Trial begins for former New Orleans officer charged in deadly shooting after Hurricane Katrina
NEW ORLEANS – Opening
statements began Wednesday in the retrial of a former New Orleans policeman who
shot and killed a man four days after Hurricane Katrina.
David
Warren is charged with violating 31-year-old Henry Glover's civil rights and
using a weapon in a violent crime.
Warren
was guarding a police substation from a second-floor balcony when he shot
Glover in 2005. He previously testified that he thought Glover had a gun. He
was convicted of manslaughter in 2010, but a federal appeals court overturned
the conviction.
The
court ruled he should have been tried separately from officers charged in a
cover-up designed to make Glover's shooting appear justified.
In
opening statements Wednesday, jurors heard two very different accounts of
Glover's death four days after Hurricane Katrina plunged the city into chaos.
Assistant
U.S. Attorney Jared Fishman argued that Warren believed looters were
"animals who deserved to be shot" — and that he used his personal
rifle equipped with a high-powered scope to shoot a man who was running away
from him.
Defense
attorney Julian Murray countered that Warren was an honorable man who believed
Glover had a weapon and believed his own life was in danger.
Warren
was serving a prison sentence of nearly 26 years when the appeals court
overturned a 2010 manslaughter conviction.
During
jury selection for the retrial, Africk emphasized that Warren's case is
unrelated to other federal cases, including those alleging police misconduct.
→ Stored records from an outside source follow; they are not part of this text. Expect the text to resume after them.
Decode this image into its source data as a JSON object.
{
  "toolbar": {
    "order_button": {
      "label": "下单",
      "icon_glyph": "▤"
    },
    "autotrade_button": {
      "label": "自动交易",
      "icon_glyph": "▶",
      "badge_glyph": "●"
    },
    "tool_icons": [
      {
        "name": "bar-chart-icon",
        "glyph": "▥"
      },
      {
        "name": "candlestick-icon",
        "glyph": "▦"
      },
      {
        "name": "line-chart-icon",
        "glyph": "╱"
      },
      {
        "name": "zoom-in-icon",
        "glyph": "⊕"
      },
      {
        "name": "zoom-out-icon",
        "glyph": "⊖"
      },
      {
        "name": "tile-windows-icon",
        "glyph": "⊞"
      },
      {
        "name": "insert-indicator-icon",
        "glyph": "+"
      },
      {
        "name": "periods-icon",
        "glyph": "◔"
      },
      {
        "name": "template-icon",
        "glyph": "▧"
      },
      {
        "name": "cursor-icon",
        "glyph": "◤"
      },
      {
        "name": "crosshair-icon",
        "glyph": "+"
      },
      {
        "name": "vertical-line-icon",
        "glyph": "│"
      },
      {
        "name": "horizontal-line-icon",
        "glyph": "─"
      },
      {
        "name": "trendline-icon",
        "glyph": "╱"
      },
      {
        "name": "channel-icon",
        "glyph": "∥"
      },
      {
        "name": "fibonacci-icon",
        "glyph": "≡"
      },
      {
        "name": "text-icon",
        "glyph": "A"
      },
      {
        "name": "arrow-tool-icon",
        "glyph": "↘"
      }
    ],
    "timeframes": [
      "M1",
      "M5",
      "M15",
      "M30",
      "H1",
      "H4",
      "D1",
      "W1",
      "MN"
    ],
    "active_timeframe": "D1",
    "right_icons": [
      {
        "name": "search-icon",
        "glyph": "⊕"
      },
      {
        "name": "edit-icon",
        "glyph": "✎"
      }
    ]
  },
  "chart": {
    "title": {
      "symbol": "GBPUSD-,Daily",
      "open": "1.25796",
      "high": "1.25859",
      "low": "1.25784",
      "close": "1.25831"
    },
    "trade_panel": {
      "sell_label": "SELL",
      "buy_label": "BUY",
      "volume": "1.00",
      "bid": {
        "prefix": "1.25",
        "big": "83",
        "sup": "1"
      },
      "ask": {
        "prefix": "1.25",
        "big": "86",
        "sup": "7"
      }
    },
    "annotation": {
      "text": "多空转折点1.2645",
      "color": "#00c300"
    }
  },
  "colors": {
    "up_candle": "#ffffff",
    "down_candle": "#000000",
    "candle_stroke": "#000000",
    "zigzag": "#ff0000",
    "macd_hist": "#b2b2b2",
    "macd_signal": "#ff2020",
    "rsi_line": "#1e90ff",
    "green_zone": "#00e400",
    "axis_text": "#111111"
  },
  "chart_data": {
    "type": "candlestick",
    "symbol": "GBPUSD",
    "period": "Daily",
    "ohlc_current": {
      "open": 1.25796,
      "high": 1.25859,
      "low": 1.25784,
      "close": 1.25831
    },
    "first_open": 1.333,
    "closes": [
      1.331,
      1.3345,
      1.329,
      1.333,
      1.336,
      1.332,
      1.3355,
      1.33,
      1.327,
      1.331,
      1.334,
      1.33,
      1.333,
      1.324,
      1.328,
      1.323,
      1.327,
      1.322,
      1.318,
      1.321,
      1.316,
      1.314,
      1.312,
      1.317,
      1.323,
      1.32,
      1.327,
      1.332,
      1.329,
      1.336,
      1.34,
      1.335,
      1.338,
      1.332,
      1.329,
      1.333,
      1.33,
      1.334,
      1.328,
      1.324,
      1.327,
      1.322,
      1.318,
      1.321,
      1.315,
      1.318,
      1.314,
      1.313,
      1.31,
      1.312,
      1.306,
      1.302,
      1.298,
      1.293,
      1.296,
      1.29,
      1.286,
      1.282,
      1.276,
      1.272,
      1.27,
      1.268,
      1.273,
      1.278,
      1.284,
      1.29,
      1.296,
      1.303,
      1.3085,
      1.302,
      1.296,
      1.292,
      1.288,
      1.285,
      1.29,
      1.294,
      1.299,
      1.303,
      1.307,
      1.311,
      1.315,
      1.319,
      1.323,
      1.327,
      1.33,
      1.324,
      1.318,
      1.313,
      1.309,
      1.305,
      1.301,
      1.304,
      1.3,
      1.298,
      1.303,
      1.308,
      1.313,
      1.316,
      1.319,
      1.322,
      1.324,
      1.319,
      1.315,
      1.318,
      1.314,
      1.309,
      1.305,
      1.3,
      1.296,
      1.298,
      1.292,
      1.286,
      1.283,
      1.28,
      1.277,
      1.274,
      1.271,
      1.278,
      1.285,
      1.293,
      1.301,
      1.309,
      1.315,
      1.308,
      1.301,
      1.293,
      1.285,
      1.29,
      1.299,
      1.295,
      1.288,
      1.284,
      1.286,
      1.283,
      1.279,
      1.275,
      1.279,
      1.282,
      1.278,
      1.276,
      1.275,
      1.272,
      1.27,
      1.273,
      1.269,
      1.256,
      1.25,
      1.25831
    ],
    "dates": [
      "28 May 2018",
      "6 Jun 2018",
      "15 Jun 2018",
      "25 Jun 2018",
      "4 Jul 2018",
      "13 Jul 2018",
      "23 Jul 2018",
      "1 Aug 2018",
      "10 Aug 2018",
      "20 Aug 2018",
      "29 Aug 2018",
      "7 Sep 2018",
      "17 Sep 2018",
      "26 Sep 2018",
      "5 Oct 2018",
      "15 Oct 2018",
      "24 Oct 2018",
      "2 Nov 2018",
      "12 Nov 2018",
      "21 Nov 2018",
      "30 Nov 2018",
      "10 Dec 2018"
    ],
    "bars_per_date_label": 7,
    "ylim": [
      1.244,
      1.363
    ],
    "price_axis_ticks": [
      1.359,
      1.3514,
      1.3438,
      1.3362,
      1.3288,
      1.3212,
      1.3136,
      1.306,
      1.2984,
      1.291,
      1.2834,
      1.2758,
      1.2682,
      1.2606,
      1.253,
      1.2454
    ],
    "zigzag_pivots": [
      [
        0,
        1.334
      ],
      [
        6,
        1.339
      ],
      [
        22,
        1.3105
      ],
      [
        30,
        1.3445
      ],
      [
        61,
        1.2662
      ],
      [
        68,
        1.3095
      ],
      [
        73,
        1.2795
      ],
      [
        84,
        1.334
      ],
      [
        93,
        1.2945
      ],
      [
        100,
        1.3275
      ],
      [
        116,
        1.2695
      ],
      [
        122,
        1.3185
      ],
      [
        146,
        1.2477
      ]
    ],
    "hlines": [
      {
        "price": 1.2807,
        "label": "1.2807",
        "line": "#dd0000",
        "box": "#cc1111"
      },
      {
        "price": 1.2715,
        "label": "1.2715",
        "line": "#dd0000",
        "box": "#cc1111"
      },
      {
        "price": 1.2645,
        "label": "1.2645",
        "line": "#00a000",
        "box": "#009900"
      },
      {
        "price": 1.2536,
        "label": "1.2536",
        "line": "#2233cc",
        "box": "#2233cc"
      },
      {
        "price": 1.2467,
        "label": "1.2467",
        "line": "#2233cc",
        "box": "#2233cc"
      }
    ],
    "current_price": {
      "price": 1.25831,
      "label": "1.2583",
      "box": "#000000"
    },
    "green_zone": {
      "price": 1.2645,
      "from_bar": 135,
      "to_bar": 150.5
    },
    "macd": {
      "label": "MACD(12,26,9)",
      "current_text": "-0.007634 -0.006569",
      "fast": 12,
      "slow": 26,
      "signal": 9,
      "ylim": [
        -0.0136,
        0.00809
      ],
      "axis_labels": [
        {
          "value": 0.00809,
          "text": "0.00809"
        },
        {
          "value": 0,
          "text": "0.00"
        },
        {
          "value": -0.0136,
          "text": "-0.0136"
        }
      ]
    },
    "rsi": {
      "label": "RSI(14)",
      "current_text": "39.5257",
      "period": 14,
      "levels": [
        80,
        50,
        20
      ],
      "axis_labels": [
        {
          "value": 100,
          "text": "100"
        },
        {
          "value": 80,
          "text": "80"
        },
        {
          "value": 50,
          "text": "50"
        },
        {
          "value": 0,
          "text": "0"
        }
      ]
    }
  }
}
He specifically mentioned deadly police shootings on New Orleans' Danziger
bridge after Hurricane Katrina.
Warren's
attorneys argued in October that some prospective jurors mistakenly believed he
was involved in that case.
Warren
was among 20 officers charged in a series of federal investigations of alleged
police misconduct in New Orleans. Five pleaded guilty; three were acquitted;
four convictions were upheld; seven await retrials after their convictions were
overturned; and another trial ended in a mistrial because of a prosecutor's
remarks.
In 2011,
the Justice Department issued a scathing report alleging a pattern of
discriminatory and unconstitutional conduct by police. The city and the Justice
Department reached an agreement calling for sweeping changes in police policy,
though the city has since objected to the potentially expensive agreement.